Ma questa Giunta non riesce a programmare neanche un piano che avvii un sistema energetico alternativo. Paradossalmente in queste settimane, nel pieno della crisi industriale, si è parlato di un progetto grottesco che prevede la creazione di energia eolica da realizzare nel litorale del Sinis! E non è improbabile che la massiccia opposizione contro questo progetto venga usata per giustificare l’eventuale realizzazione di una centrale nucleare, magari argomentando la decisione col fatto che non si possono rifiutare tutte le iniziative che prevedono sviluppo e occupazione!
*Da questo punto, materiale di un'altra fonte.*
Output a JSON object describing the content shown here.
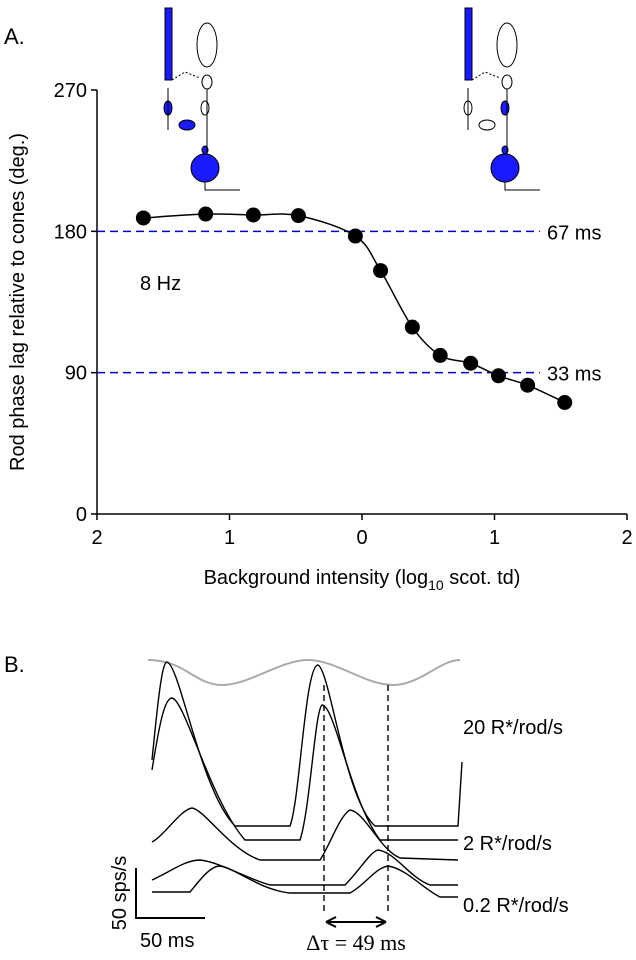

(2) Ma se il piano per l’occupazione è questo appena delineato, quello definito per la casa raggiunge il livello dello scandalo. Prevede l’ampliamento fino al dieci per cento delle case nella fascia dei 300 metri dal mare, giustificato con l’intento, che definirei nobile, di migliorare la qualità architettonica e applicare le norme sul risparmio energetico. Non solo viola la normativa del Codice Urbani, non solo non garantisce la casa a chi non l’ha, ma rappresenta un attacco senza precedenti al patrimonio ambientale della nostra regione. L’obiettivo non dichiarato ma sin troppo evidente è quello di trasformare le coste in una colata di cemento. Gli assessori regionali hanno un bel coraggio a sostenere (Silvestro Ladu, Pdl), che l’iniziativa legislativa ha una triplice valenza; rilancia il settore edilizio e contribuisce in modo determinante alla soluzione del problema abitativo, dà una boccata d’ossigeno all’economia e all’occupazione ed è immediatamente operativa, cosa molto rara in questi tempi.
L’unica verità di questa valutazione è l’immediatezza operativa, il resto caratterizza il ruolo della Giunta come un organo al servizio di faccendieri senza scrupoli.